Addressing all facets of mental health, including but not limited to personal growth, anxiety, loss, and sexual orientation, the Mental Health Services offers individual, couples, family and group counseling with LGBT mental health experts in addition to professional development workshops and training through the Sexual Orientation and Gender Institute (SOGI) at the Center on Halsted. The Service and Advocacy for GLBT Elders (SAGE) Program is also administered through Mental Health Services.
The LGBTQ Violence Resource Line, at 773-871-CARE (2273), serves survivors, witnesses, and friends of those who have experienced discrimination, or sexual, domestic, hate or police violence. Calls are taken off the resource line from 9 am to 5 pm Monday through Friday, and callers can expect a response within one business day.
Community and Cultural Programming includes a variety of dance, music, theatre and other programming intertwined with alternative activities such yoga and pilates. A list of LGBT-focused and –affirming venues is also maintained and is available on request.
LGBT Information Line is available most days of the year to handle issues such as HIV/AIDS, coming out, diversity and much more, in addition to community referrals and professional, spiritual, medical, educational and social resources. An Information Line counselor can be reached at 773.929.HELP (4357)
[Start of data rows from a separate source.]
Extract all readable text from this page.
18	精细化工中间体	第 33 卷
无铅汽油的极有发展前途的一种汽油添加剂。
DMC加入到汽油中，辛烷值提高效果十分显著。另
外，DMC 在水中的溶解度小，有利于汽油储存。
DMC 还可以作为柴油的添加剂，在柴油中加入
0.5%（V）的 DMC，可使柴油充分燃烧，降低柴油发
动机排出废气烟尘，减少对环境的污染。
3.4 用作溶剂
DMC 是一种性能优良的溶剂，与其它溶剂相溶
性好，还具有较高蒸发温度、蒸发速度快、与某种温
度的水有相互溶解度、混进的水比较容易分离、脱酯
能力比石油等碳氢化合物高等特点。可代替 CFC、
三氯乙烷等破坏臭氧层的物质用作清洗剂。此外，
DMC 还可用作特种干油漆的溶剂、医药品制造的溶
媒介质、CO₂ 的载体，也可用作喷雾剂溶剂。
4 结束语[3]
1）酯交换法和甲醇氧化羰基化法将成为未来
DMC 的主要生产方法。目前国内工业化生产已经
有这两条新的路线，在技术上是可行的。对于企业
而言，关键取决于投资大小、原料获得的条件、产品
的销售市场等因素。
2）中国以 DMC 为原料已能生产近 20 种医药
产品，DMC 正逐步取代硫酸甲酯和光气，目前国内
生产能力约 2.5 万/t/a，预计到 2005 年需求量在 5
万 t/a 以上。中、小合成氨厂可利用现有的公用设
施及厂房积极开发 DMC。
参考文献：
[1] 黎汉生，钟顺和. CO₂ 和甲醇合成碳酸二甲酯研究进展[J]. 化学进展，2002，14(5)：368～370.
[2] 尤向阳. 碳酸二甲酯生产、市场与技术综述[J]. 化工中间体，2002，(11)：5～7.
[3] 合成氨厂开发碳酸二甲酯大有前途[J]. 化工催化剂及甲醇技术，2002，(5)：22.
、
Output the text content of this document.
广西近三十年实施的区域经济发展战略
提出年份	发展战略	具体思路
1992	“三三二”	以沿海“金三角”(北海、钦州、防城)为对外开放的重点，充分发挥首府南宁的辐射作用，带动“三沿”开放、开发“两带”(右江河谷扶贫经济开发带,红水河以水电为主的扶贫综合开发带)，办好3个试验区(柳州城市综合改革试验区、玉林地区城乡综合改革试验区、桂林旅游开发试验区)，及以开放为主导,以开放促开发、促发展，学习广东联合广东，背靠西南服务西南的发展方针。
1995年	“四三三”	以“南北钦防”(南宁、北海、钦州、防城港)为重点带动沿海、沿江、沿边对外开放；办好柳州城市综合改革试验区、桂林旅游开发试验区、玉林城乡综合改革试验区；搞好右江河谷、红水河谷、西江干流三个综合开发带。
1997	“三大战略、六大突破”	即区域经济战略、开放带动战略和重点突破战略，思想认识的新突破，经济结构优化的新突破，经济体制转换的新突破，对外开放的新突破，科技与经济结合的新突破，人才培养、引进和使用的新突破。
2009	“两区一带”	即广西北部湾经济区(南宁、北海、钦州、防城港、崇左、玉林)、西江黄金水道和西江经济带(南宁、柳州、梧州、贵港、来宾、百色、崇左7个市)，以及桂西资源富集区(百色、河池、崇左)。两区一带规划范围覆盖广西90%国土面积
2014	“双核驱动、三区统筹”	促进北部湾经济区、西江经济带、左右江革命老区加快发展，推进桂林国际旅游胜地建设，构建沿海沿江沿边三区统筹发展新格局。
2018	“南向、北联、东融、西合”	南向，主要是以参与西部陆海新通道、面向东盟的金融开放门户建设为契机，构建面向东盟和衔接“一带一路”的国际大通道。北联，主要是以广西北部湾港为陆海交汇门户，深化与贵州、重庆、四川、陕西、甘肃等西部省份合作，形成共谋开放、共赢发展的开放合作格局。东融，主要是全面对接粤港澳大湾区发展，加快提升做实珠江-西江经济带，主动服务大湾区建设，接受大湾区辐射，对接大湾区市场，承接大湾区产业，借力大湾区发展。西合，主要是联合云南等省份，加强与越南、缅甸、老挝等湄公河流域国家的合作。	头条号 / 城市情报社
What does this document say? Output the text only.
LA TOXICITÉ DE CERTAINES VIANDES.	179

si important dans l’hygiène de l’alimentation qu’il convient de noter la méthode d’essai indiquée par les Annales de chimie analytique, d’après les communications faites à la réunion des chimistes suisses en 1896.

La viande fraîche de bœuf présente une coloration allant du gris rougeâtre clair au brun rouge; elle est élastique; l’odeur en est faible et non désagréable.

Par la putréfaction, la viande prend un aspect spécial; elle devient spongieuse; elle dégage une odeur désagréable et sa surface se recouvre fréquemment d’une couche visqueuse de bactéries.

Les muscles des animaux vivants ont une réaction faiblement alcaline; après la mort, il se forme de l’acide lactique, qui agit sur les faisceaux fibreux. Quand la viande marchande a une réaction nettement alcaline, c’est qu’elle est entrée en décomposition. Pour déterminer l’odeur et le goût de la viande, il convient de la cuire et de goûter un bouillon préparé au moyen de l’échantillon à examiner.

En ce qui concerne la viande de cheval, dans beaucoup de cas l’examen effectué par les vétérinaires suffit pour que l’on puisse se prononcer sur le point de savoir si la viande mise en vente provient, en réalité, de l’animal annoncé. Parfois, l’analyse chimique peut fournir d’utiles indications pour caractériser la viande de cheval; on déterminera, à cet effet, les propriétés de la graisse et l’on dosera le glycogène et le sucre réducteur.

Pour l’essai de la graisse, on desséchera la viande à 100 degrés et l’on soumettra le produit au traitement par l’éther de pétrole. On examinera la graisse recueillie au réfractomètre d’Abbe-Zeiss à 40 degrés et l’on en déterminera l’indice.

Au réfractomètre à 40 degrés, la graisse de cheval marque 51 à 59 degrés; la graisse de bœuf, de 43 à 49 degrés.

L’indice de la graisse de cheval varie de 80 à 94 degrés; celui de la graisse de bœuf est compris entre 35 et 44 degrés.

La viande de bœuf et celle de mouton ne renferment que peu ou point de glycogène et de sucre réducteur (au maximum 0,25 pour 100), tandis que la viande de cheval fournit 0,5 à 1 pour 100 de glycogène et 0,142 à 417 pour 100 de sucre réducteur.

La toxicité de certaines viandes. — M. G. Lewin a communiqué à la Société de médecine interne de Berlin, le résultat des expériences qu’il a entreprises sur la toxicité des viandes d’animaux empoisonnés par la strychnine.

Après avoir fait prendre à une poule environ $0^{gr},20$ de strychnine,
Legal Program offers free access to legal information and referrals via legal hotline at 773.929.4357
Illinois State HIV/AIDS & STD Hotline provides confidential information about HIV/AIDS and STDs, in addition to testing and counseling site referral across Illinois, from 8:00am to 10:00pm, seven days a week at 1.800.AID.AIDS (1.800.243.2437). An online database of information, testing sites, and counseling services is also maintained at www.centeronhalsted.org.
"Preventing HIV: Ethics, Activism, and Promising New Strategies" a free, day-long lecture series hosted by the Center on Halsted and the AIDS Foundation of Chicago on June 27, 2007. The event is organized into three parts: a morning talk - "The Brave New World of HIV Prevention: Human Rights, Human Risks" by amfAR's acting director for public policy Dr. Monica Ruiz, a mid-day lecture - "Public Health: Is it Good Medicine for Women Impacted by HIV?" by world-renowned activist Louise Binder of the Canadian Treatment Action Council and Voices of Positive Women, and an evening session with Susan Kingston, a methamphetamine expert from Seattle, titled "Crystal Meth Uncensored: What the DEA and the Gay Media Won't Tell You." Breakfast and lunch will be provided for all registered participants.